The field density program we run in Dunedin is built around the sand cone method but always paired with the right supporting measurements to make the result meaningful. These three service lines cover the full compaction verification workflow.

Standard Sand Cone Density Test

Single-point or grid-based in-place density determination on compacted fills, trench backfill, and subgrade. Includes field moisture content by oven-dry method, dry density calculation, and relative compaction reported against the project's Proctor target. Typical turnaround is same-day for urgent hold-point releases.

Compaction Control Package

Combines laboratory Proctor (standard or modified) with scheduled field density testing per lift. We calibrate the compaction curve on the actual fill material sourced from the Dunedin site, then track density and moisture during earthworks to maintain a running compliance record acceptable to DCC engineering sign-off.

Troubleshooting and Re-test

When a test fails, we help identify the cause—excess moisture, inadequate compactive effort, or material change—and design a rework procedure. Follow-up re-tests confirm the remediation before the lift is covered. This is common on Dunedin's loess-derived fills where optimum moisture control is tight.

Common questions

What does a sand cone density test cost in Dunedin?

For a single sand cone test on a residential or commercial site in the Dunedin area, the cost typically ranges from NZ$160 to NZ$210 per test point. A full-day program with multiple points and same-day reporting is quoted based on the number of lifts and access conditions. Every quote includes field moisture determination and the relative compaction calculation against the project's Proctor target.

How many sand cone tests do I need for a house slab?

The Dunedin City Council generally follows NZS 4431 guidance, which recommends a minimum of one field density test per 500 m² per compacted lift. For a typical residential slab pad of 150–250 m², that means at least one test per lift—often two lifts—so two to four tests. Additional tests are required if the material source changes or the subgrade varies significantly across the footprint.

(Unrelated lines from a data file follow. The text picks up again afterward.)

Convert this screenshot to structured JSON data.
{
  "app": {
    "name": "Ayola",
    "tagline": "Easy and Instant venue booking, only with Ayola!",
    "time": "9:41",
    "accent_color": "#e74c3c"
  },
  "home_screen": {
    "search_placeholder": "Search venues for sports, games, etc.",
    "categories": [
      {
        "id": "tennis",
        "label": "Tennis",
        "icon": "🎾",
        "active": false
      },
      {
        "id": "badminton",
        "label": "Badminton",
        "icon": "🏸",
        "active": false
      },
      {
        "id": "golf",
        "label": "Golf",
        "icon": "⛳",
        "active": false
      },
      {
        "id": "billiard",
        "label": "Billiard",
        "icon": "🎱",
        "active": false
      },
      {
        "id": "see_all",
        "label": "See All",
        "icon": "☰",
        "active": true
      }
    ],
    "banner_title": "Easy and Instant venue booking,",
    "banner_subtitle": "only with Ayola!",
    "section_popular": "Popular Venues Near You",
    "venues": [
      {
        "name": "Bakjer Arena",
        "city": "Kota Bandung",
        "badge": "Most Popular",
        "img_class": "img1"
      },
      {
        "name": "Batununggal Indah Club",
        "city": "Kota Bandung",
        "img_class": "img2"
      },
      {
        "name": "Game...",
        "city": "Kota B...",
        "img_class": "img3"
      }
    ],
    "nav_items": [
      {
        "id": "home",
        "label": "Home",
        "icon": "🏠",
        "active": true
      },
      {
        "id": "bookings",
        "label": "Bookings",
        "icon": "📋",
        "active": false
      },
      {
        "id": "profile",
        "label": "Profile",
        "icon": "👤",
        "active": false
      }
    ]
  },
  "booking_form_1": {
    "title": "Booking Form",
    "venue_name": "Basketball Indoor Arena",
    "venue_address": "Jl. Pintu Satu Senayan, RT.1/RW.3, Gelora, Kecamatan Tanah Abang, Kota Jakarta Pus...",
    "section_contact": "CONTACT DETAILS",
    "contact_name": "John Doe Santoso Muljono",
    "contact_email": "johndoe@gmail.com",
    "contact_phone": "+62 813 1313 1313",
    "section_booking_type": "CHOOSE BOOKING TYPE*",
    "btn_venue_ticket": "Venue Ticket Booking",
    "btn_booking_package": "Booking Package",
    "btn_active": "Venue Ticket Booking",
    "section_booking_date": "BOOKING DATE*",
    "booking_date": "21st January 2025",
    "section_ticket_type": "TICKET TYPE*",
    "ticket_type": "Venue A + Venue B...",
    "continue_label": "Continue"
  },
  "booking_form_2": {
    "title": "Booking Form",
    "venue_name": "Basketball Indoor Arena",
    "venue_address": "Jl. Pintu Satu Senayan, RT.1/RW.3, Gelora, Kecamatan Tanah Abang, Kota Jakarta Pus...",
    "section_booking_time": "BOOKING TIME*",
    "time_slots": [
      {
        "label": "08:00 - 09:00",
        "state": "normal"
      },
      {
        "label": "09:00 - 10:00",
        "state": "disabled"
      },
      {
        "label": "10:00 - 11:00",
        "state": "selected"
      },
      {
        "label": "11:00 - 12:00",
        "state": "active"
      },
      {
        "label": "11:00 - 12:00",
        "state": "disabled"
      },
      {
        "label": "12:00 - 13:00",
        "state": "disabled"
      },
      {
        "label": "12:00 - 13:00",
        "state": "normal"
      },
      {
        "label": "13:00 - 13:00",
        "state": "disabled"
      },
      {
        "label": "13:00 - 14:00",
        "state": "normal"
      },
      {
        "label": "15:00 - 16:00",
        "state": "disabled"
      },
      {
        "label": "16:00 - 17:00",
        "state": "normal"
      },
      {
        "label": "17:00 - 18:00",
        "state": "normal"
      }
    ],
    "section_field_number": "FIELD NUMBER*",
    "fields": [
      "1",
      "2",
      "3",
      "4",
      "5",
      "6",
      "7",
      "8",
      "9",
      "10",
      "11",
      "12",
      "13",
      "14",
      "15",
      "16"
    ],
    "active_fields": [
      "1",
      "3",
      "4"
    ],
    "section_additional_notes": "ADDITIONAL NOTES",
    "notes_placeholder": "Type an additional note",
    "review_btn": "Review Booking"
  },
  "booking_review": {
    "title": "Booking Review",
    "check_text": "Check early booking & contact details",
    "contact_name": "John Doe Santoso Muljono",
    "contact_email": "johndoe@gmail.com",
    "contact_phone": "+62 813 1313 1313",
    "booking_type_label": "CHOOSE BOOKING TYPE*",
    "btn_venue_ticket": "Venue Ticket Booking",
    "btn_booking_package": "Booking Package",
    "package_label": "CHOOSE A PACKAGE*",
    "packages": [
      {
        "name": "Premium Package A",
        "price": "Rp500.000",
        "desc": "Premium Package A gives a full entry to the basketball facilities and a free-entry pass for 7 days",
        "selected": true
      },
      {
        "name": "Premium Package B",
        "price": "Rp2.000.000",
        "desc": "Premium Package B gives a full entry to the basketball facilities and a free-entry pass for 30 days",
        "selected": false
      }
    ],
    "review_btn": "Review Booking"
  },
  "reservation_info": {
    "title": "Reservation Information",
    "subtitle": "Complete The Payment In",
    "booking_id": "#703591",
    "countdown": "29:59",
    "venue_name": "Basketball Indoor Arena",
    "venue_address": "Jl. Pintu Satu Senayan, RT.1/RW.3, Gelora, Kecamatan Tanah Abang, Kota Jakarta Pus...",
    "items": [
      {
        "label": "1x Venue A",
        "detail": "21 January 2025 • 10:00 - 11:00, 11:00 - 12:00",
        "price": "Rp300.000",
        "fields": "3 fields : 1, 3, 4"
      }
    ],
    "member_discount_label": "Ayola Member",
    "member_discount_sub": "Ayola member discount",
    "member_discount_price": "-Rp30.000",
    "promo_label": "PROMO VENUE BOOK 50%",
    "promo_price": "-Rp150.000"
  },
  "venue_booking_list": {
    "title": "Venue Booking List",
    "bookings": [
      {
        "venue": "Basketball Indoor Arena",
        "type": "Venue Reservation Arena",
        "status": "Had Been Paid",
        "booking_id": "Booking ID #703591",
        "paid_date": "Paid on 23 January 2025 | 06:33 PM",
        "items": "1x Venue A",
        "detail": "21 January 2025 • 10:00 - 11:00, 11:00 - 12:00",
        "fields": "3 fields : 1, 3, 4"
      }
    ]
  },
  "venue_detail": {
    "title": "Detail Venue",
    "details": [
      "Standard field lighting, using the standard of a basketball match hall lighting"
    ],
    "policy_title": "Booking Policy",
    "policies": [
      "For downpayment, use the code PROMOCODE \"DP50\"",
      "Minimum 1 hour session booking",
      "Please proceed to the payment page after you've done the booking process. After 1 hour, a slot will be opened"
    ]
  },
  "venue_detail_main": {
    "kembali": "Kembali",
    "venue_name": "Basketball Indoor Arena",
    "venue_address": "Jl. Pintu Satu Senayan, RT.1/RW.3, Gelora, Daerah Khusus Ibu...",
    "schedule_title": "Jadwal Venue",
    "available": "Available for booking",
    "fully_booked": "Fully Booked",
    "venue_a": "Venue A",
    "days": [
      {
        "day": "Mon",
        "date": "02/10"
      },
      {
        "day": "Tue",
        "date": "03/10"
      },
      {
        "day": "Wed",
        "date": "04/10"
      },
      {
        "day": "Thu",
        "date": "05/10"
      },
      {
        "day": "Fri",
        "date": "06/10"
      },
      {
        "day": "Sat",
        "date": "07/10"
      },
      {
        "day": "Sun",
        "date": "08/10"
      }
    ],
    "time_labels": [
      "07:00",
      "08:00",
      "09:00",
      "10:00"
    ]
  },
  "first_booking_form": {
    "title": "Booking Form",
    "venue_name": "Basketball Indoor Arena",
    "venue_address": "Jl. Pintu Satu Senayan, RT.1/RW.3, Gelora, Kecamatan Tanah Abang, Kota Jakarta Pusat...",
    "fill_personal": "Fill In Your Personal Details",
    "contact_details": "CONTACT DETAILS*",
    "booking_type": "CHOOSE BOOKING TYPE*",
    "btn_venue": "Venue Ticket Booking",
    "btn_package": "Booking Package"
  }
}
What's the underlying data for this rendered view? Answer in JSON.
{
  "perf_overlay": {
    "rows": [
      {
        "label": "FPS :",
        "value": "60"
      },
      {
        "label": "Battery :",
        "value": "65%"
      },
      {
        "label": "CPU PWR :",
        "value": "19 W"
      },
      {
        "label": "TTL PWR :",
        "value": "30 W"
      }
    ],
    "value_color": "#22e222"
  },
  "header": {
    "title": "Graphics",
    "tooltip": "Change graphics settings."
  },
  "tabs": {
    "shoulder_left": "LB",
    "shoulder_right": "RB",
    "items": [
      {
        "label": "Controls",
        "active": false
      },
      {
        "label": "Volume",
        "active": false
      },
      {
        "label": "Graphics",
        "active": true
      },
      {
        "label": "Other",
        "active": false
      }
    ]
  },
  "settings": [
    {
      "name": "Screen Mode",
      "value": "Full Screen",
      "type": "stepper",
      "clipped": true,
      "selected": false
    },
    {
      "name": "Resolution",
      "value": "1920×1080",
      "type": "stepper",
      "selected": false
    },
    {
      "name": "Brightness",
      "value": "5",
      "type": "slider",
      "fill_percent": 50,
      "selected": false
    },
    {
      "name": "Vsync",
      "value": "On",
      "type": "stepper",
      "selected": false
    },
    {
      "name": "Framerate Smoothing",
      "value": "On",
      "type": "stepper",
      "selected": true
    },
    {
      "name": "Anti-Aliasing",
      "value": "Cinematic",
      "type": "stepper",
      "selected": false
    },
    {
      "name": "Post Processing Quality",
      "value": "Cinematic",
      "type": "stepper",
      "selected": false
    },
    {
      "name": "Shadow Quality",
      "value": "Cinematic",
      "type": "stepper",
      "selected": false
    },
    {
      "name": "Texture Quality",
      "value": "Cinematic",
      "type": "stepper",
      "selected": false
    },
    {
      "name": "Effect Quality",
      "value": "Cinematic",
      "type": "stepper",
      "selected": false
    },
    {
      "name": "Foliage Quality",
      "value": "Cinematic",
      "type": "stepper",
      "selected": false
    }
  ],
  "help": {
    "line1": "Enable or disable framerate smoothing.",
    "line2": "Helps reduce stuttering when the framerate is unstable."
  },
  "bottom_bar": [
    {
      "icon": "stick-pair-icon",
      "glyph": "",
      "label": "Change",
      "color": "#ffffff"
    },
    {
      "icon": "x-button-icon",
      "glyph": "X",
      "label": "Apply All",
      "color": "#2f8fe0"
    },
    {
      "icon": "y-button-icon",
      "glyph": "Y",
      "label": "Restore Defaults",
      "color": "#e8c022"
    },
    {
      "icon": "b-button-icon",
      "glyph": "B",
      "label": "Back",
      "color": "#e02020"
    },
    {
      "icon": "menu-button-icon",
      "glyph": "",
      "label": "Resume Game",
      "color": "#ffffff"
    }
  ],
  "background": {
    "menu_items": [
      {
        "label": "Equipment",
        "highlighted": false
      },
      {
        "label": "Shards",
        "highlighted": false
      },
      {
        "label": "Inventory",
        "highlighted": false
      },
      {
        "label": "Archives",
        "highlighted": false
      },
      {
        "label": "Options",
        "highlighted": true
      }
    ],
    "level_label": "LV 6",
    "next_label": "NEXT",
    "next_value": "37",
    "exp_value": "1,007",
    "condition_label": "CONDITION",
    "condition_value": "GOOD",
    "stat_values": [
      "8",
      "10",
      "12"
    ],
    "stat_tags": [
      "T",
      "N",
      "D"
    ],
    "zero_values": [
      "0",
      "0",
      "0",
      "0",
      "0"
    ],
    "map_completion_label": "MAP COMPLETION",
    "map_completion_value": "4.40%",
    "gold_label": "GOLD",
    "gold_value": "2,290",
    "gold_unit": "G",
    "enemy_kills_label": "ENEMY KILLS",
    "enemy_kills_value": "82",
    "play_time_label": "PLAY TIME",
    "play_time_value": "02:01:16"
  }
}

Can the sand cone test be used on gravelly fill?

Yes, but with caution. The sand cone method works well on soils with maximum particle sizes up to about 37.5 mm, provided the test hole is large enough relative to the gravel fraction. For Dunedin sites with crushed schist or basalt gravel fill, we use a larger base plate and a deeper excavation to maintain test accuracy. If the fill contains significant cobble-sized material, a water replacement method is more appropriate, and we will advise during the site assessment.

How does Dunedin's loess affect compaction testing?

Loess is prevalent across Dunedin's hill suburbs and presents a narrow window of optimum moisture for compaction—typically 12–18%. Too dry and it crumbles without densifying; too wet and it remolds into a slick paste that traps air. The sand cone test captures both the density and the field moisture, so we can immediately see whether the loess is being placed within the acceptable moisture band. This real-time feedback is essential because loess that passes density at the wrong moisture content can still collapse when it first becomes saturated.